Communication Enhances LLMs' Stability in Strategic Thinking
Nunzio Lore, Babak Heydari
TL;DR
This work tackles context-driven instability in strategic reasoning by LLMs in multi-agent settings. It tests cheap-talk pre-play messages in a ten-round IPD across four open-weight models (7–9B) and multiple framings, using $LOWESS$ smoothing to quantify trajectory stability via $RMSE$ and nonparametric bootstrap inference. Results show that cheap-talk generally reduces trajectory noise, with larger gains for more volatile models and robustness to prompt variants, though some contexts yield exceptions such as semantic conflicts under certain framings or network constraints.
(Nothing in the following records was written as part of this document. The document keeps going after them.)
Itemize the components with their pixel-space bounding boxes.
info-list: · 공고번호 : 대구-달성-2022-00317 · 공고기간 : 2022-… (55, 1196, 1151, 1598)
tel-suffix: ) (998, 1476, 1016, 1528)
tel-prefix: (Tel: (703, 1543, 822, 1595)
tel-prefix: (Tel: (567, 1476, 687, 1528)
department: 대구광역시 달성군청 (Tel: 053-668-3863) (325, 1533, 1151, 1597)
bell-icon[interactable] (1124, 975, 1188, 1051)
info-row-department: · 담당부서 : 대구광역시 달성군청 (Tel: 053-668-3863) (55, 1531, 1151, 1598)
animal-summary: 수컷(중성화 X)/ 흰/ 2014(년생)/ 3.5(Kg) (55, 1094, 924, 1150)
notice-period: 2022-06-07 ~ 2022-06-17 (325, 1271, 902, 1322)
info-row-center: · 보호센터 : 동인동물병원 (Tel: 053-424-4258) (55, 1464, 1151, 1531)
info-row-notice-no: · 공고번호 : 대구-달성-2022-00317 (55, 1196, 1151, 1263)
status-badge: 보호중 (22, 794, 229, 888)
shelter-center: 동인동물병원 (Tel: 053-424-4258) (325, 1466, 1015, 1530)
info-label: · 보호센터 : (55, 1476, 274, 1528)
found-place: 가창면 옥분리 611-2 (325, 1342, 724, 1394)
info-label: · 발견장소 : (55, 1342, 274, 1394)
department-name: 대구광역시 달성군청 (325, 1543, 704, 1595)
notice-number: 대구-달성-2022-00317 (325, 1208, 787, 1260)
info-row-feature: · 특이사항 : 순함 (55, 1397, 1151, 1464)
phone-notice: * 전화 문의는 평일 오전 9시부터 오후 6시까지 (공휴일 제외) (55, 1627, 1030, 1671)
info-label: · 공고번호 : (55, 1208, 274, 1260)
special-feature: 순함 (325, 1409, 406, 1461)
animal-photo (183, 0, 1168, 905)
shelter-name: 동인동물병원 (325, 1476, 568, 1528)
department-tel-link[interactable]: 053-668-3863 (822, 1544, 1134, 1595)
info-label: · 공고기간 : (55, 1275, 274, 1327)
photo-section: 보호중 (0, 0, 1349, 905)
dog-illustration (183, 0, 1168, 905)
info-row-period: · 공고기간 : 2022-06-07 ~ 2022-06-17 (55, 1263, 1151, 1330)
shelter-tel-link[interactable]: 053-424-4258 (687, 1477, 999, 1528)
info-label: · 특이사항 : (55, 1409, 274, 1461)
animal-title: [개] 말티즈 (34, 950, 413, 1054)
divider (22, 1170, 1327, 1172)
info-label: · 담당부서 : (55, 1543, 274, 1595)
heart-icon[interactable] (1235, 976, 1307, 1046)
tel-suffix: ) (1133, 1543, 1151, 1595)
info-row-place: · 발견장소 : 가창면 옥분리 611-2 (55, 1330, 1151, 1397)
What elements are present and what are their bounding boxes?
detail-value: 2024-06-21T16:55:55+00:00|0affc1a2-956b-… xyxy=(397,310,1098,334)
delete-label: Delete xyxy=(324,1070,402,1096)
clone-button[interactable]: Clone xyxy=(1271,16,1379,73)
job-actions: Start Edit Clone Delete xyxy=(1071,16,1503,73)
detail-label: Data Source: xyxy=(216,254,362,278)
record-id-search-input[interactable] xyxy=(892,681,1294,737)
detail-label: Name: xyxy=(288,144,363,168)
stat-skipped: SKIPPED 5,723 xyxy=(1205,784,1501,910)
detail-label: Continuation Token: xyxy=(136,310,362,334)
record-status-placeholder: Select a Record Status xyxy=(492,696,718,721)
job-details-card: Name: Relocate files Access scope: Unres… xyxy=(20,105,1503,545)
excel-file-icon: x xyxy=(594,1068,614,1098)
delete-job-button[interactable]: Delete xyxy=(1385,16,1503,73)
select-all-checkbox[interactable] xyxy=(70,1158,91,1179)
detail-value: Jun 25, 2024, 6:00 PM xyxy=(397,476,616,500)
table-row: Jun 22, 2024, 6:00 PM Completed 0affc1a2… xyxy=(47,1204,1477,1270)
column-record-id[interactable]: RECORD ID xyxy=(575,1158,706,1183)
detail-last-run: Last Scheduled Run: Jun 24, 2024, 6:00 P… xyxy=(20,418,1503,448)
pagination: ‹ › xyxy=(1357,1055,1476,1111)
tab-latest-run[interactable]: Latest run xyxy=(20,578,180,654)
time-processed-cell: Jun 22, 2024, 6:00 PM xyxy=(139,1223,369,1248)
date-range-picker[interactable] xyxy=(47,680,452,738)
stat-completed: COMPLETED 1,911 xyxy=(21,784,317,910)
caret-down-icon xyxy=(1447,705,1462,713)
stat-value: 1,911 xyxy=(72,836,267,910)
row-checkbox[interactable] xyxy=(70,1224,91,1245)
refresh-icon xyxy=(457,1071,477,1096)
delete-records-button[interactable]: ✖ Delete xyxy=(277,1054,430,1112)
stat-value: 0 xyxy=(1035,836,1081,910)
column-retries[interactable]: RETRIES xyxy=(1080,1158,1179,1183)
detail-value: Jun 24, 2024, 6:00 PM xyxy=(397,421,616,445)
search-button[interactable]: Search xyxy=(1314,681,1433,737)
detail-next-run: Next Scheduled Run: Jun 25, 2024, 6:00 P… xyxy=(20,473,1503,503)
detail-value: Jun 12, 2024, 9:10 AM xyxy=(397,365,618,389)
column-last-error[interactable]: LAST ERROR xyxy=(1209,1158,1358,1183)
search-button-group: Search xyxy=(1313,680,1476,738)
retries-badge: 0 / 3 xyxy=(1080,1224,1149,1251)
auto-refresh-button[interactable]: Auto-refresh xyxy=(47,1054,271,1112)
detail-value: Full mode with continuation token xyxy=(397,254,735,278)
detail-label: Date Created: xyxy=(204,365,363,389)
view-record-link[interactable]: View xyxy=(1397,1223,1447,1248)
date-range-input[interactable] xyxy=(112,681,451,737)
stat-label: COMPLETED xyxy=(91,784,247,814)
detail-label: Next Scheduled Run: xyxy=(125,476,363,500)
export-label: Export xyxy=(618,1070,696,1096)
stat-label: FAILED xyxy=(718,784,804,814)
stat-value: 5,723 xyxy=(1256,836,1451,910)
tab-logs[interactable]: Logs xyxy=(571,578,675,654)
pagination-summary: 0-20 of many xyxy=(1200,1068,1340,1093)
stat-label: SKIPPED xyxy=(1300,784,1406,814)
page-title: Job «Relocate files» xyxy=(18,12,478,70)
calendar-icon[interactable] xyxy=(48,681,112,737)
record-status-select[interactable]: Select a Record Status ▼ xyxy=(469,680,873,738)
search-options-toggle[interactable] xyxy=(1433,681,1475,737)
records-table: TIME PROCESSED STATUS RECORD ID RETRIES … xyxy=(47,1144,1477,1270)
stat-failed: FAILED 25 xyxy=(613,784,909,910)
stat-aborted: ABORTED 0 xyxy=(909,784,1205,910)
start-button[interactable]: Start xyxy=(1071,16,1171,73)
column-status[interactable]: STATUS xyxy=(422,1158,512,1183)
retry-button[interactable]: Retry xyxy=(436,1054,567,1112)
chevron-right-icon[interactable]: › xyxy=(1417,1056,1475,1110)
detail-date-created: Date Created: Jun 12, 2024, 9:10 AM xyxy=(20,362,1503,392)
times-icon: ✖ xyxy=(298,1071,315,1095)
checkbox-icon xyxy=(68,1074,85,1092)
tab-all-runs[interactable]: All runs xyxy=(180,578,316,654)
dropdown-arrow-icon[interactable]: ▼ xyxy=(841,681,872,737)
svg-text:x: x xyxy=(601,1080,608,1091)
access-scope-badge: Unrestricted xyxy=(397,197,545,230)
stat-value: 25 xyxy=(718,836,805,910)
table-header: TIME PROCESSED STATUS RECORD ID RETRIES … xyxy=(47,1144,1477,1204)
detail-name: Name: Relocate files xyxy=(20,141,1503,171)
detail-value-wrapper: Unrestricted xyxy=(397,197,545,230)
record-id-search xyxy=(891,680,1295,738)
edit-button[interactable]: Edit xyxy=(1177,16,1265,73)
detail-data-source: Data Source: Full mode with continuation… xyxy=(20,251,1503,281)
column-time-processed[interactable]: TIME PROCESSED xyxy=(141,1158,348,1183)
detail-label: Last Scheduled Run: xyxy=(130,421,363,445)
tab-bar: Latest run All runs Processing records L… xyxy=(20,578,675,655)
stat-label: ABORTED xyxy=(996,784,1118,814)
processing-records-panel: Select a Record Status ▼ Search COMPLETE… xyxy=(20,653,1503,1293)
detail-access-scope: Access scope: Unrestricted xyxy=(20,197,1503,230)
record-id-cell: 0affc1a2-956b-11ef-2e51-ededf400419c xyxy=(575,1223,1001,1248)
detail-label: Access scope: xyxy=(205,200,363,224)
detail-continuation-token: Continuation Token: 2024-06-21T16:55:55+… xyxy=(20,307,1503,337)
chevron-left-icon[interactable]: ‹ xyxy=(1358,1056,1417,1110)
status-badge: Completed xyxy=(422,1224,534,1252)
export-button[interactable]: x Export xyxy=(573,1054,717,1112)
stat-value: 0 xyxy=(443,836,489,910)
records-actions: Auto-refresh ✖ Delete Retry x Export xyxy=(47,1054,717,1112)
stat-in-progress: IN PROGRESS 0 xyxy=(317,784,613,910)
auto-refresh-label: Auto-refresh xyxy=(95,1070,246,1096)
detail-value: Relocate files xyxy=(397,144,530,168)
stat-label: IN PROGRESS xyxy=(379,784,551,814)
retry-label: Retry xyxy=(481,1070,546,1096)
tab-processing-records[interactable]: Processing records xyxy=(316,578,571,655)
The findings suggest cheap-talk as a practical, low-cost mechanism to stabilize multi-agent LLM behavior, enabling more reliable and controllable strategic coordination in distributed AI systems.
Abstract
Large Language Models (LLMs) often exhibit pronounced context-dependent variability that undermines predictable multi-agent behavior in tasks requiring strategic thinking. Focusing on models that range from 7 to 9 billion parameters in size engaged in a ten-round repeated Prisoner's Dilemma, we evaluate whether short, costless pre-play messages emulating the cheap-talk paradigm affect strategic stability. Our analysis uses simulation-level bootstrap resampling and nonparametric inference to compare cooperation trajectories fitted with LOWESS regression across both the messaging and the no-messaging condition. We demonstrate consistent reductions in trajectory noise across a majority of the model-context pairings being studied. The stabilizing effect persists across multiple prompt variants and decoding regimes, though its magnitude depends on model choice and contextual framing, with models displaying higher baseline volatility gaining the most. While communication rarely produces harmful instability, we document a few context-specific exceptions and identify the limited domains in which communication harms stability. These findings position cheap-talk style communication as a low-cost, practical tool for improving the predictability and reliability of strategic behavior in multi-agent LLM systems.